I could comment at length about every single one of the 30 operas on this list as well as a few that didn’t make it, but I’ll just share my thoughts on a few. First, a note on terminology. Clearly, the fact of spoken dialogue couldn’t disqualify either “Die Zauberflöte” or “Carmen” from being considered operas, as both are universally considered despite their spoken dialogue (the latter in the original pre-Guiraud recitative version). And similarly for “Die Fledermaus,” which is thoroughly operatic and in its own way, is a better music drama than “Götterdämmerung,” even if Johann Strauss II never aspired to the level of profundity that Richard Wagner did. “Fledermaus,” like “Falstaff” has a musical language that advances the action more expeditiously and considerably more succinctly than any of Wagner’s later operas. The same could be said of both “Madama Butterfly” and “Turandot,” my favorite Puccini operas.
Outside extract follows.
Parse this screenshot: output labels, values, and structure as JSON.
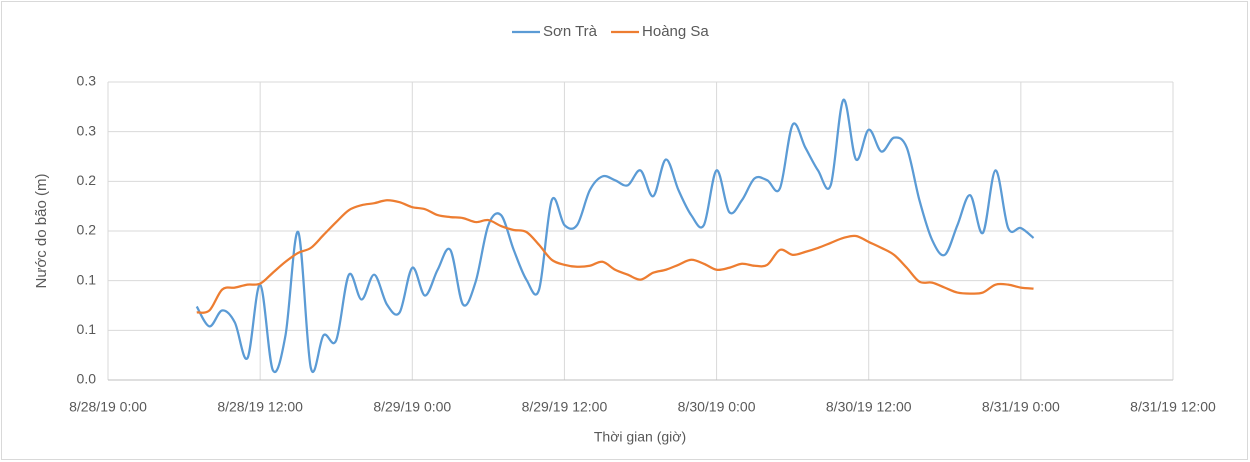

Conversely, “Der Rosenkavalier,” like most Wagner operas, has considerable longueurs, but its greatest moments — including the presentation of the rose scene and the final trio and duet — are among the greatest moments in opera, and for that reason, I’ve put “Rosenkavalier” in the top tier and “Ariadne auf Naxos” in the second tier, even though I find the latter to be the most thoroughly enjoyable as well as the most consistently inspired of all of the operas of Richard Strauss.
And that is, of course, one of the difficulties in putting such a list as this together: whether to judge by the peak moments or by the opera as a whole; I’ve tended towards the latter, because there are great moments in many operas; there are individual arias and scenes of great beauty in otherwise completely mediocre operas, such as “Amor ti vieta” in Umberto Giordano’s “Fedora,” an otherwise execrable exercise in opera. In contrast, there are only passing moments of faltering inspiration in Mozart’s ‘big four,’ usually explained by the last-minute insertion of an apparently quickly written aria to please a singer (e.g., Guglielmo’s aria in “Così” and Barbara’s little ‘key’ aria in “Figaro”).
One last and very important note: this is a list of my 30 favorite operas, not of what I consider to be the 30 greatest operas ever written, though I could make a case that these represent among the 30 greatest operas; but that would require much more argumentation and analysis, and will have to await another occasion.